Whoa. I just looked at the preview, and this post is *long*. Sorry about that. If I were a decent human being, I would have chopped it up into digestible pieces. I guess I just don’t like you that much.

Browser Wars, the game

February 14th, 2013

A monoculture is usually better in the short term. It’s a better allocation of resources (everyone working on the same thing!) If you want to write a rich web app that works today (ie, on the browsers of today), it’s much better.

But the web is a platform. Platforms are different beasts.

Imagine it’s an all-WebKit mobile web. Just follow the incentives to figure out what will happen.

Backwards bug compatibility: There’s a bug — background SVG images with a prime-numbered width disable transparency. A year later, 7328 web sites have popped up that inadvertently depend on the bug. Somebody fixes it. The websites break with dev builds. The fix is backed out, and a warning is logged instead. Nothing breaks, the world’s webkit, nobody cares.
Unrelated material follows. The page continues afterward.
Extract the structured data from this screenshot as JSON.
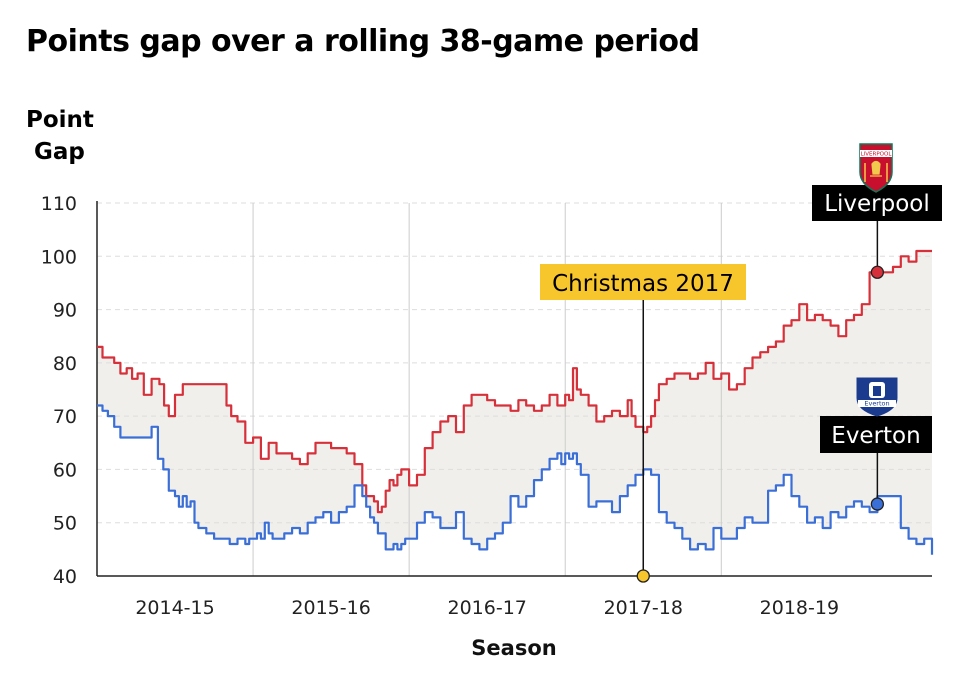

The bug is now part of the Web Platform.

Preventing innovation: a gang of hackers makes a new browser that utilizes the 100 cores in 2018-era laptops perfectly evenly, unlike existing browsers that mostly burn one CPU per tab. It’s a ground-up rewrite, and they do heroic work to support 99% of the websites out there. Make that 98%; webkit just shipped a new feature and everybody immediately started using it in production websites (why not?). Whoops, down to 90%; there was a webkit bug that was too gross to work around and would break the threading model. Wtf? 80%? What just happened? Ship it, quick, before it drops more!

The group of hackers gives up and starts a job board/social network site for pet birds, specializing in security exploit developers. They call it “Polly Want a Cracker?”
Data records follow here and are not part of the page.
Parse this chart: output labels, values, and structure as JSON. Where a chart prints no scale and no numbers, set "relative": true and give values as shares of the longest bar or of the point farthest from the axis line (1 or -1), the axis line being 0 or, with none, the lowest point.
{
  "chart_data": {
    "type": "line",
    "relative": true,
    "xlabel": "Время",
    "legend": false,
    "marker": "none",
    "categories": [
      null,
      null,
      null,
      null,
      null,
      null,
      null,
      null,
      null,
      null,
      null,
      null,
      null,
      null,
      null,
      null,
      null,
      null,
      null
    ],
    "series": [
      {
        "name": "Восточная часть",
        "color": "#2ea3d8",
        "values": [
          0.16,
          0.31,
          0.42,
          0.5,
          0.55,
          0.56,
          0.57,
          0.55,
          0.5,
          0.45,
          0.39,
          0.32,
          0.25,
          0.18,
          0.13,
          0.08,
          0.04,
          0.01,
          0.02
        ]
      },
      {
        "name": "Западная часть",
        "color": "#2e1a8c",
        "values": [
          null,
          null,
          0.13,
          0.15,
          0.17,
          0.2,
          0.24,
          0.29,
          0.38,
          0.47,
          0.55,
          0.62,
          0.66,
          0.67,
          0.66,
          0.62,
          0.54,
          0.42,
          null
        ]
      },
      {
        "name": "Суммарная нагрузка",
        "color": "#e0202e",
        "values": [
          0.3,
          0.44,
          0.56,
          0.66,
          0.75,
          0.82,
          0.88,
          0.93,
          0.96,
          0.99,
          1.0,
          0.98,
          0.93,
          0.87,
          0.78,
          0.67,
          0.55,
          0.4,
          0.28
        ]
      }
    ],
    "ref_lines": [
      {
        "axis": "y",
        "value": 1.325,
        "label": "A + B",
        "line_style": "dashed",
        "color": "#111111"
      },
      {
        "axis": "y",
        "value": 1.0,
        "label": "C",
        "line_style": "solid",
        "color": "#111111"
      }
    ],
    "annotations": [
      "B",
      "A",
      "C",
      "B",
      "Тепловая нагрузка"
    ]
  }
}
Inappropriate control: Someone comes up with a synchronization API that allows writing DJ apps that mix multiple remote streams. Apple’s music studio partners freak out, prevent it from landing, and send bogus threatening letters to anyone who adds it into their fork.

Complexity: the standards bodies wither and die from lack of purpose. New features are fine as long as they add a useful new capability. A thousand flowers bloom, some of them right on top of each other. Different web sites use different ones. Some of them are hard to maintain, so only survive if they are depended upon by a company with deep enough pockets. Web developers start playing a guessing game of which feature can be depended upon in the future based on the market cap of the current users.
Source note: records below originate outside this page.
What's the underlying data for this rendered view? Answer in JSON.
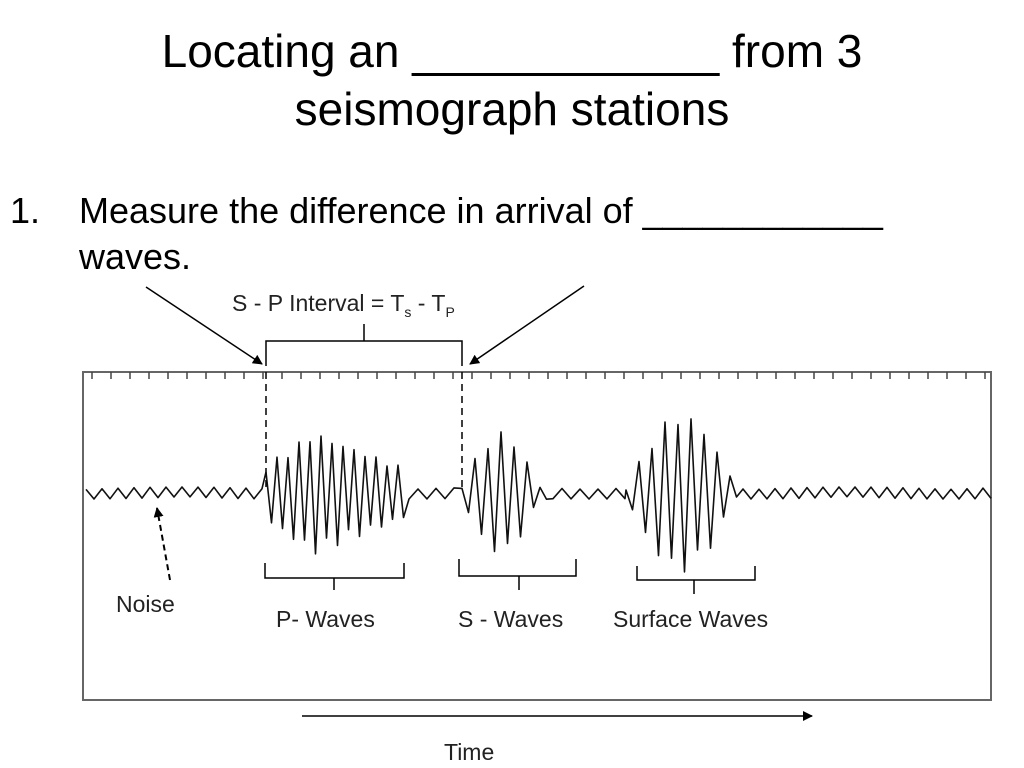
{
  "title": {
    "line1": "Locating an ____________ from 3",
    "line2": "seismograph stations"
  },
  "bullet": {
    "number": "1.",
    "line1": "Measure the difference in arrival of ____________",
    "line2": "waves."
  },
  "diagram": {
    "interval_label_main": "S - P Interval = T",
    "interval_sub_s": "s",
    "interval_minus": " - T",
    "interval_sub_p": "P",
    "noise_label": "Noise",
    "p_waves_label": "P- Waves",
    "s_waves_label": "S - Waves",
    "surface_waves_label": "Surface Waves",
    "time_label": "Time"
  }
}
Confusion: There’s a little quirk in how you have to write your CSS selectors. It’s documented in a ton of tutorials, though, and it’s in the regression test suite. Oh, and if you use it together with the ‘~’ operator, the first clause only applies to elements with classes assigned. You could look it up in the spec, but it hasn’t been updated for a few years because everybody just tries things out to see what works anyway, and the guys who update the spec are working on CSS5 right now. Anyway, documentation is for people who can’t watch tutorials on youtube.

End game: the web is now far more capable than it was way back in 2013. It perfectly supports the features of the Apple hardware released just yesterday! (Better upgrade those ancient ‘pads from last year, though.) There are a dozen ways to do anything you can think of. Some of them even work. On some webkit-based browsers. For now. It’s a little hard to tell what, because even if something doesn’t behave like you expect, the spec doesn’t really go into that much detail and the implementation isn’t guaranteed to match it anyway. You know, the native APIs are fairly well documented and forward-compatible, and it’s not really that hard to rewrite your app a few times, once for each native platform…

Does this have to happen just because everybody standardizes on WebKit? No, no more than it has to happen because we all use silicon or TCP. If something is stable, a monoculture is fine. Well, for the most part — even TCP is showing some cracks. The above concerns only apply to a layer that has multiple viable alternatives, is rapidly advancing, needs to cover unexpected new ground and get used for unpredicted applications, requires multiple disconnected agents to coordinate, and things like that.